Sarah gives a soft private laugh, as if her triumph were already a fact, and walks long-legged across the darkened bar as Firebud has taught her, swinging her broad shoulders in counterpoint to her hips, insinuant animal style. She gives a grin to the muscle and holds her hands palms out to show them she carries no weapons, and then Princess stands before her. She is a good four inches shorter and Sarah looks down at her, hands cocked on her hips, challenging. Princess’s soft blond hair is worn long, ringlets playing with her cheeks, her ears. Her eyes are circled with vast blooms of purple and yellow makeup, to look like bruises, making public the secret wish of a translucent white face that has never known pain. Her mouth is a deep violet, another laceration. Sarah cocks her head back and laughs low, baring her teeth, and thinks of the sounds hyenas make on the hunt.

“Dance with me, Princess,” she says to the wide cornflower eyes. “I am your wildest dreams.”

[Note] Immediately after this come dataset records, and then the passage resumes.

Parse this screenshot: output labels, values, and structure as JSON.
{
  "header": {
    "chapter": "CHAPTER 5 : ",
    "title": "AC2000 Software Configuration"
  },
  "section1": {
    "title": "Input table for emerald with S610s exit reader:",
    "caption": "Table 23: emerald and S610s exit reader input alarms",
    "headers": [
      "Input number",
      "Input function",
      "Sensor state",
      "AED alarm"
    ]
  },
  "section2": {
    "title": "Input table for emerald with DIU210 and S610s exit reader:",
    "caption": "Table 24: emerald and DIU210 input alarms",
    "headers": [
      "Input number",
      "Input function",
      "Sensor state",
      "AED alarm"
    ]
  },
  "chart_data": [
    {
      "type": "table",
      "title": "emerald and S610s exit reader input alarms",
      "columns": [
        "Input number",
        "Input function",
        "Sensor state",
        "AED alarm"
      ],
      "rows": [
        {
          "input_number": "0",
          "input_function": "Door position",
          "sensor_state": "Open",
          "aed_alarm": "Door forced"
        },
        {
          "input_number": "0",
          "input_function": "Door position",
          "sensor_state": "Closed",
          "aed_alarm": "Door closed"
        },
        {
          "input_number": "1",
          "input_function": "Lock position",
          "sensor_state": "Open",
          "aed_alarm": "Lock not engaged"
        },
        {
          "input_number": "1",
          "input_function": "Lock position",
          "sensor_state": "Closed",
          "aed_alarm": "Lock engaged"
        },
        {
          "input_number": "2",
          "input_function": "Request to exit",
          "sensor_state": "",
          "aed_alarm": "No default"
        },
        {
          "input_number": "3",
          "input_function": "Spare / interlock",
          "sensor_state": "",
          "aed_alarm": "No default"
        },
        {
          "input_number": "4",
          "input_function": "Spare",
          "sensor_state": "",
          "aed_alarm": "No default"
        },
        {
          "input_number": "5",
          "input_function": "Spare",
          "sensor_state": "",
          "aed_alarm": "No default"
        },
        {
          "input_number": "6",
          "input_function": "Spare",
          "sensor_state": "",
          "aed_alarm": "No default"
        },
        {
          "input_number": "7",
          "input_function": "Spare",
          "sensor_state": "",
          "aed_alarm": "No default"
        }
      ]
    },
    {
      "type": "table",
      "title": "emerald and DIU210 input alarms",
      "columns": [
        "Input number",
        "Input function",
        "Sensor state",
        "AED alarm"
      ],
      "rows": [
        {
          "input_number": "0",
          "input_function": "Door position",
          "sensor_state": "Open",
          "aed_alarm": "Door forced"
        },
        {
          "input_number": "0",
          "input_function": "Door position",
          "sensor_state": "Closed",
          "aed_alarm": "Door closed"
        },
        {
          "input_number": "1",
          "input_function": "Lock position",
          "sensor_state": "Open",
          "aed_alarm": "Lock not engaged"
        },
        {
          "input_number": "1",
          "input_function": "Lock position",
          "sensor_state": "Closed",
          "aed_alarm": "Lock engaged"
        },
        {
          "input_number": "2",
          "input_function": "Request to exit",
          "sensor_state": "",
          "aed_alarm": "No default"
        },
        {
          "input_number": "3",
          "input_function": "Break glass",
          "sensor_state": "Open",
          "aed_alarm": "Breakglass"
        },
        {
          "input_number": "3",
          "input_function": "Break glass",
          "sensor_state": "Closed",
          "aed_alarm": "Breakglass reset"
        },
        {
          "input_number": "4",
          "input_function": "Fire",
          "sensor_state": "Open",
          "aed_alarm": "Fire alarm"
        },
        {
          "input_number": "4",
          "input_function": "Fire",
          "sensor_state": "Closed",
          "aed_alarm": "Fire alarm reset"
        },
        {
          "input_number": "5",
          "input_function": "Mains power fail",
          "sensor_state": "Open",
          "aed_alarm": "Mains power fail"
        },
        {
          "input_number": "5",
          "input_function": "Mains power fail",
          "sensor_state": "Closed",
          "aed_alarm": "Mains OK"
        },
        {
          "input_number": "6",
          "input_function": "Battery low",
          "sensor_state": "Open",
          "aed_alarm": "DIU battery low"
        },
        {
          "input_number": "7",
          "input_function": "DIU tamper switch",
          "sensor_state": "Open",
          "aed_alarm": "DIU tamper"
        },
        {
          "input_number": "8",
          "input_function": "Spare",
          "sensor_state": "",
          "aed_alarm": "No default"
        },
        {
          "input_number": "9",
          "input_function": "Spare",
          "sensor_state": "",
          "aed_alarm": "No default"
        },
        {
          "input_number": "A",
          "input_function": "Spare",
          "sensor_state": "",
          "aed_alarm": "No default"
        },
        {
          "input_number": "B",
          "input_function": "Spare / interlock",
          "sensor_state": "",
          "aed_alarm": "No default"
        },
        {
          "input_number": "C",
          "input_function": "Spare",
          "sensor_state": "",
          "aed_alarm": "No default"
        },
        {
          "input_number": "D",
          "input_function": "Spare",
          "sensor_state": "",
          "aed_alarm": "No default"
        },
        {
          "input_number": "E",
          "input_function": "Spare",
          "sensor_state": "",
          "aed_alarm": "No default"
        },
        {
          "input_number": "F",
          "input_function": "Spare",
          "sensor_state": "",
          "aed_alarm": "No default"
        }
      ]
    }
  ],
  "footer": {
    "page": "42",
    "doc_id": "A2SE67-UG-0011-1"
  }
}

PRACTICE CREATES PERFECTION

PERFECTION CREATES POWER

POWER CONQUERS LAW

LAW CREATES HEAVEN

–– A helpful reminder from Toshiba

Nicole has a cigarette in the corner of her mouth and wears a jacket of cracked brown leather. She has dark blond hair that reaches down her back in tawny strands, and long deep gray eyes that look up at Sarah without a flicker.

Cunningham stands behind her with his two assistants. One is huge, a muscleman with no neck. The other is small, blond, and has even less to say than Cunningham. Sarah thinks the smaller is the more dangerous of the two.